Why write about music? What’s the point?
Music is vocal, instrumental, melodic, mechanical, organic, arranged, composed, improvised, audible. You listen to it. You hear it. When it hits you, you feel it. It is as much art as it is science.
With the magnitude and magic that music holds, writing about music feels like trying to recreate a Van Gogh with no paint within reach.
In 1983, Elvis Costello told Musician magazine, “Writing about music is like dancing about architecture - it’s a really stupid thing to do.”
I don’t disagree. How can I? He is absolutely right, and yet I continue to spend hours a week writing about music, thinking about what I want to write about next, making sense of the why. Writing about music is intricate. There’s no correct approach, and yet there is much continuity. When you read a piece of music writing, whether in prose, poetry, journalism or other forms, music writing is recognizable and categorized as such.
As Robert DiYanni writes, “Good music writing, nonetheless, somehow succeeds in making sense; it makes sense in what it says directly about the music, and in what it suggests indirectly, in what circumscribes the music as well.”

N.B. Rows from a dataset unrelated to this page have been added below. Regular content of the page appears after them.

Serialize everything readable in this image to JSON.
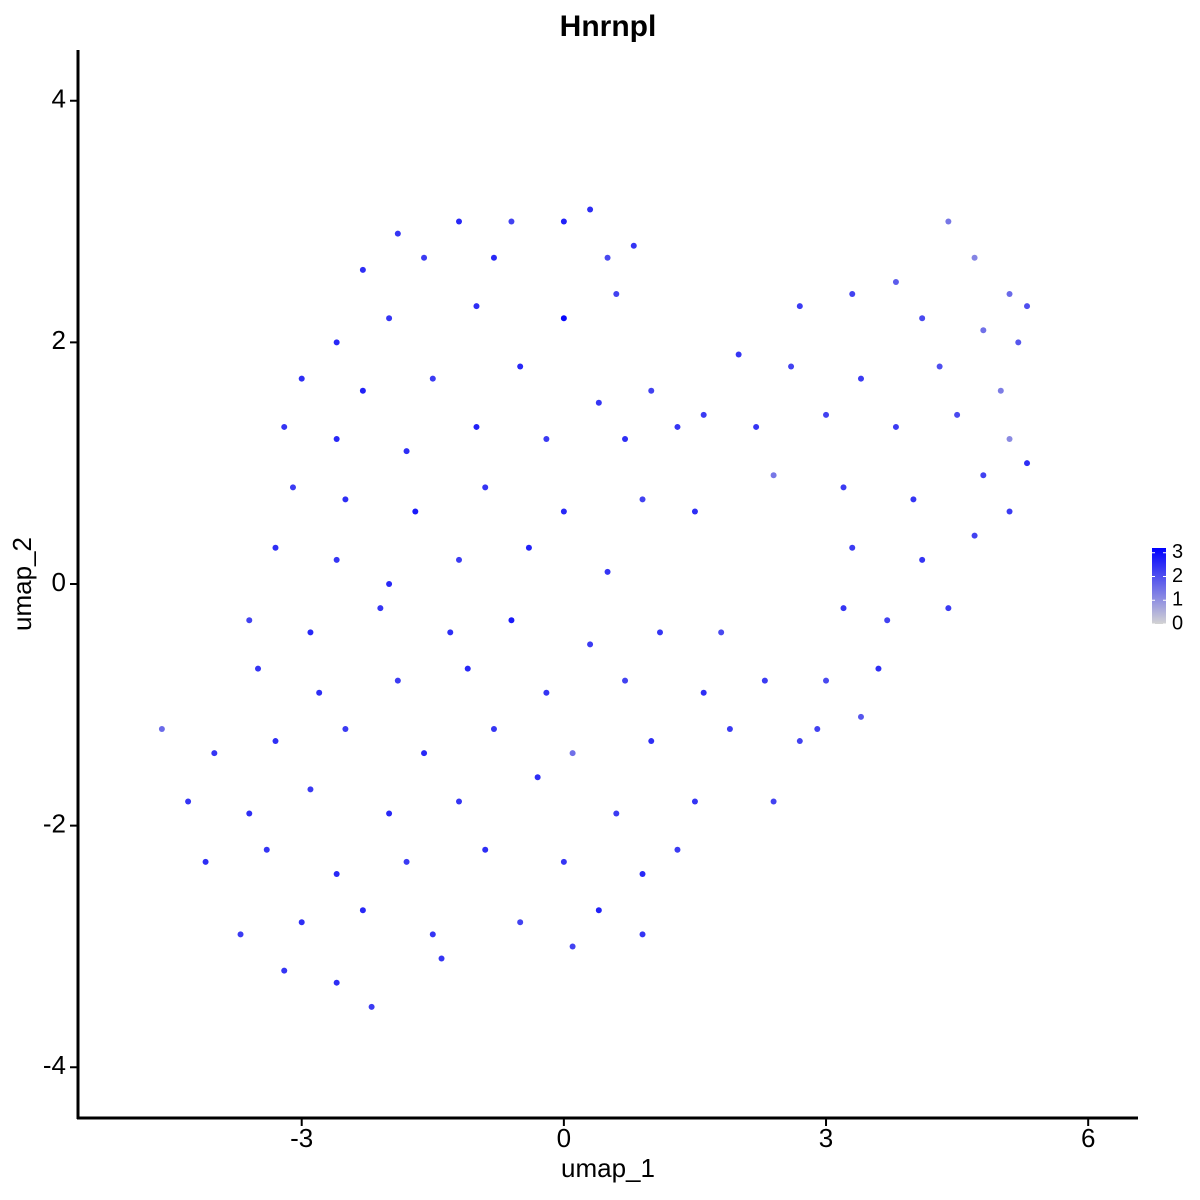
{
  "chart_data": {
    "type": "scatter",
    "title": "Hnrnpl",
    "x_label": "umap_1",
    "y_label": "umap_2",
    "xlim": [
      -5.56,
      6.57
    ],
    "ylim": [
      -4.42,
      4.42
    ],
    "xticks": [
      -3,
      0,
      3,
      6
    ],
    "yticks": [
      -4,
      -2,
      0,
      2,
      4
    ],
    "color_range": [
      0,
      3.2
    ],
    "colors": [
      "#d3d3d3",
      "#0000ff"
    ],
    "color_ticks": [
      0,
      1,
      2,
      3
    ],
    "x": [
      -1.9,
      -1.2,
      -0.6,
      0.3,
      0.0,
      -2.3,
      -1.6,
      -0.8,
      0.5,
      0.8,
      -2.6,
      -2.0,
      -1.0,
      0.0,
      0.6,
      -3.0,
      -2.3,
      -1.5,
      -0.5,
      0.4,
      1.0,
      -3.2,
      -2.6,
      -1.8,
      -1.0,
      -0.2,
      0.7,
      1.3,
      -3.1,
      -2.5,
      -1.7,
      -0.9,
      0.0,
      0.9,
      1.5,
      -3.3,
      -2.6,
      -2.0,
      -1.2,
      -0.4,
      0.5,
      -3.6,
      -2.9,
      -2.1,
      -1.3,
      -0.6,
      0.3,
      1.1,
      1.8,
      -3.5,
      -2.8,
      -1.9,
      -1.1,
      -0.2,
      0.7,
      1.6,
      2.3,
      -4.6,
      -4.0,
      -3.3,
      -2.5,
      -1.6,
      -0.8,
      0.1,
      1.0,
      1.9,
      2.7,
      -4.3,
      -3.6,
      -2.9,
      -2.0,
      -1.2,
      -0.3,
      0.6,
      1.5,
      2.4,
      -4.1,
      -3.4,
      -2.6,
      -1.8,
      -0.9,
      0.0,
      0.9,
      1.3,
      -3.7,
      -3.0,
      -2.3,
      -1.5,
      -0.5,
      0.4,
      0.9,
      -3.2,
      -2.6,
      -2.2,
      -1.4,
      0.1,
      3.8,
      4.4,
      4.7,
      5.1,
      5.3,
      2.7,
      3.3,
      4.1,
      4.8,
      5.2,
      2.0,
      2.6,
      3.4,
      4.3,
      5.0,
      1.6,
      2.2,
      3.0,
      3.8,
      4.5,
      5.1,
      2.4,
      3.2,
      4.0,
      4.8,
      5.3,
      3.3,
      4.1,
      4.7,
      5.1,
      3.2,
      3.7,
      4.4,
      3.0,
      3.6,
      2.9,
      3.4
    ],
    "y": [
      2.9,
      3.0,
      3.0,
      3.1,
      3.0,
      2.6,
      2.7,
      2.7,
      2.7,
      2.8,
      2.0,
      2.2,
      2.3,
      2.2,
      2.4,
      1.7,
      1.6,
      1.7,
      1.8,
      1.5,
      1.6,
      1.3,
      1.2,
      1.1,
      1.3,
      1.2,
      1.2,
      1.3,
      0.8,
      0.7,
      0.6,
      0.8,
      0.6,
      0.7,
      0.6,
      0.3,
      0.2,
      0.0,
      0.2,
      0.3,
      0.1,
      -0.3,
      -0.4,
      -0.2,
      -0.4,
      -0.3,
      -0.5,
      -0.4,
      -0.4,
      -0.7,
      -0.9,
      -0.8,
      -0.7,
      -0.9,
      -0.8,
      -0.9,
      -0.8,
      -1.2,
      -1.4,
      -1.3,
      -1.2,
      -1.4,
      -1.2,
      -1.4,
      -1.3,
      -1.2,
      -1.3,
      -1.8,
      -1.9,
      -1.7,
      -1.9,
      -1.8,
      -1.6,
      -1.9,
      -1.8,
      -1.8,
      -2.3,
      -2.2,
      -2.4,
      -2.3,
      -2.2,
      -2.3,
      -2.4,
      -2.2,
      -2.9,
      -2.8,
      -2.7,
      -2.9,
      -2.8,
      -2.7,
      -2.9,
      -3.2,
      -3.3,
      -3.5,
      -3.1,
      -3.0,
      2.5,
      3.0,
      2.7,
      2.4,
      2.3,
      2.3,
      2.4,
      2.2,
      2.1,
      2.0,
      1.9,
      1.8,
      1.7,
      1.8,
      1.6,
      1.4,
      1.3,
      1.4,
      1.3,
      1.4,
      1.2,
      0.9,
      0.8,
      0.7,
      0.9,
      1.0,
      0.3,
      0.2,
      0.4,
      0.6,
      -0.2,
      -0.3,
      -0.2,
      -0.8,
      -0.7,
      -1.2,
      -1.1
    ],
    "values": [
      2.4,
      2.6,
      2.2,
      2.5,
      2.7,
      2.5,
      2.3,
      2.6,
      2.1,
      2.4,
      2.6,
      2.4,
      2.5,
      3.1,
      2.2,
      2.5,
      2.7,
      2.3,
      2.6,
      2.4,
      2.2,
      2.4,
      2.6,
      2.5,
      2.7,
      2.3,
      2.5,
      2.4,
      2.3,
      2.5,
      2.8,
      2.4,
      2.6,
      2.2,
      2.5,
      2.5,
      2.4,
      2.6,
      2.3,
      2.7,
      2.4,
      2.2,
      2.6,
      2.4,
      2.5,
      2.8,
      2.3,
      2.4,
      2.1,
      2.4,
      2.5,
      2.3,
      2.6,
      2.4,
      2.2,
      2.5,
      2.3,
      1.6,
      2.4,
      2.5,
      2.3,
      2.6,
      2.4,
      1.5,
      2.5,
      2.3,
      2.2,
      2.4,
      2.5,
      2.3,
      2.6,
      2.4,
      2.5,
      2.3,
      2.4,
      2.2,
      2.5,
      2.4,
      2.6,
      2.3,
      2.5,
      2.4,
      2.6,
      2.3,
      2.3,
      2.5,
      2.6,
      2.4,
      2.2,
      2.7,
      2.4,
      2.4,
      2.5,
      2.3,
      2.4,
      2.2,
      1.8,
      1.4,
      1.2,
      1.6,
      2.0,
      2.3,
      2.2,
      2.1,
      1.5,
      1.9,
      2.4,
      2.2,
      2.3,
      2.0,
      1.3,
      2.3,
      2.4,
      2.2,
      2.3,
      2.1,
      1.1,
      1.4,
      2.3,
      2.4,
      2.2,
      2.5,
      2.3,
      2.4,
      2.2,
      2.3,
      2.4,
      2.2,
      2.3,
      2.1,
      2.5,
      2.2,
      1.9
    ]
  }
}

Music writing is an autobiography of the writer, with it being nearly impossible to detach the experience of listening from the writing. Writers attempt to be objective, but even just addressing the music in question, as spotlighted and separated from millions of pieces of music, exposes bias in the choice to spotlight a particular piece. Not everything gets listened to by everyone, and not everything is focused on in writing. Such is life. We are overwhelmed by material, and gravitate towards what finds us and what we seek out.
My music writing from 2005 focusing on an album or song would be different than if I revisited the assignment today in 2015. The music is timeless, the writing is not. Maybe that is reason enough to write about music. We want to create a written record of the music during the time in which it spoke to us first.
Instilled in me as a young writer was the very fact and responsibility to honor a record by giving it your time, knowing full well that its creator spent countless hours and late nights working on sharing its soul, its self expression, its blood, sweat and tears with listeners. If someone can spend a year working on 13 tracks, I can spend a week listening. It’s a respect that is simple. This practice has strengthened my writing, and separated me from the frenzy that is contemporary digital media culture.
When music met the Internet for the first time, music journalism was changed forever. The relationships between technology and music distribution, technology and music creation, as well as technology and the written word are ever-evolving. As long as music in general continues to intrigue us, so will the human desire to sort it out in written language we can see in front of us and read and digest and revisit. The question why write about music can be answered with another question - why write about anything at all?
I agree with writer Tiarney Miekus who wrote that music writing is a church of innovation saying, “Yet to me ‘good’ music writing is Serious (even when it’s humorous) and Important (even when what’s being reviewed isn’t). This is perhaps a cringing sentiment in this postmodern heyday where one can’t innocently speak words like Serious and Important in art, without being labeled some naive sap.”
Music writing is more than headline click bait. Culturally, it needs to be more than what’s the newest, catchiest single topping the charts, more than an artist bio, more than a 400 word album review, more than three out of four stars. But for now, I am working on sharpening my swords, reading as much music writing as I can, balancing my writing work with longer form research/writing kept temporarily private and weekly blog pieces shared online to as many people who will read. I remind myself often that I haven’t forgotten to enjoy music, just as I haven’t forgotten to enjoy writing, and maybe that's why I am where I am.
What I do as a music writer is serious and important and one day it will make more sense to me. My answer to "why do you write about music" will grow into something more complicated than passion or interest or a simple "I like to," just as music writing's art and philosophy in general will continue to be refined as we navigate these strange waters together.
For now, the records will play and the words will flow.